Nothing gives a better understanding of how Gramsci believed hegemony worked than his obsession with popular literature and his (related) college-age forays into linguistics, geography and philology. In a discussion of French popular literature as formative of a “national-popular” culture, Gramsci suggests, “The attitude of French philosophical culture toward ‘common sense’ might even provide a model of hegemonic cultural construction” (334, Q8§173). Common sense is the very stuff of hegemony and he believed popular novels did a tremendous amount of work in building hegemonic conceptions of the world. Gramsci spent pages and pages of notes analyzing these texts for what could be called the micro-technologies of hegemony.

Some have traced how Gramsci’s linguistic studies, which coincided with Giulio Bertoli’s innovative theories of how speech communities mutually interacted with one usually becoming more dominant, greatly influenced his thinking about hegemony. In Antonio Gramsci: Selections form the Cultural Writings, the editors note: “For Gramsci linguistic relations are not only representations and historical traces of past and present power relations but are also paradigms for other relations of cultural influence and prestige: elaborated philosophical conceptions of the world over unelaborated folkloric ones … high over popular literature … the network of a press emanating from a homogeneous cultural centre…” (165).

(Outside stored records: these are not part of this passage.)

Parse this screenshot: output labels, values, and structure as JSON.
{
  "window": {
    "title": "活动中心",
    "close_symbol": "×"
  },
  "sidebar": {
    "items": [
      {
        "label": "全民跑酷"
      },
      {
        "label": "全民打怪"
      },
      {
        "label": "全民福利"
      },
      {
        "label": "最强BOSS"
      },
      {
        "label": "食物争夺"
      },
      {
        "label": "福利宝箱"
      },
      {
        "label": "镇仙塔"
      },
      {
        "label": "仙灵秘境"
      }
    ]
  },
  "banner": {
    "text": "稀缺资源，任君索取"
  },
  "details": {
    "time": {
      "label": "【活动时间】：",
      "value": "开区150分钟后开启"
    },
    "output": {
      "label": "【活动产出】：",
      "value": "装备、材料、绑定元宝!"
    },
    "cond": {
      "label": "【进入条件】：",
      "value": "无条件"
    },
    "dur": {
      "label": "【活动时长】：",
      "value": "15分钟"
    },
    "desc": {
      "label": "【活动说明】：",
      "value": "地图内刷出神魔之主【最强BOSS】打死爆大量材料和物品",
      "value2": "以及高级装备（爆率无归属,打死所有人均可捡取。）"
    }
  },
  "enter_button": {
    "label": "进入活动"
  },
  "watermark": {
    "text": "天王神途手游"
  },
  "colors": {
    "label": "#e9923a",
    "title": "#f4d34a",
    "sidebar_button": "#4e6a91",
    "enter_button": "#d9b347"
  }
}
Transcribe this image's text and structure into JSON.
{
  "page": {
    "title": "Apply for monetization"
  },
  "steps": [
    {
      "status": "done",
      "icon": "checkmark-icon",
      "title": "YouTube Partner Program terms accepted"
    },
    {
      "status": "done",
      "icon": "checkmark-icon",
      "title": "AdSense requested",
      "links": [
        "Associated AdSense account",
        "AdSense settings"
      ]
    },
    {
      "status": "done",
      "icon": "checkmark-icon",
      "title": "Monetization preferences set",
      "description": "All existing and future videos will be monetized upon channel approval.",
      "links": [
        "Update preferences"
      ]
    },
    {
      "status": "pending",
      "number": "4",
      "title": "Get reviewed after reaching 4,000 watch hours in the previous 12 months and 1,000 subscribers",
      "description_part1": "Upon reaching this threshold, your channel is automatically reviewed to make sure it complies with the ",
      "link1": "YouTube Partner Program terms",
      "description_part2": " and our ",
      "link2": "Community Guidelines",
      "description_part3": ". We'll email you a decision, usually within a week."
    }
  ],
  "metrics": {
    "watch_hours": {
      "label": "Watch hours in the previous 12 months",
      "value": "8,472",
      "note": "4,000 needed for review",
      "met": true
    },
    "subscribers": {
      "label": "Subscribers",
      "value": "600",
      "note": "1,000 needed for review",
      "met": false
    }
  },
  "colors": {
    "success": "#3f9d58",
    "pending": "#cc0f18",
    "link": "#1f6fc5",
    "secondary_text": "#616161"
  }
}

I’m not saying Gramsci left his previous ideas about hegemony totally behind, though some I think he did; I think he’s just recursively building on them and refining them. The way I like to define it: Hegemony describes a fluid process of struggle through which certain social relations are naturalized and coercively enforced, while others are made unviable and even unthinkable.

On a final note: I’m still struck by Gramsci’s lack of serious attention to violence. He has some tantalizingly short bits on fascist paramilitaries and mafias, but never dives in. I think questions of violence along with clearer notions of coercion and force remain important (and surprising) silences in his work.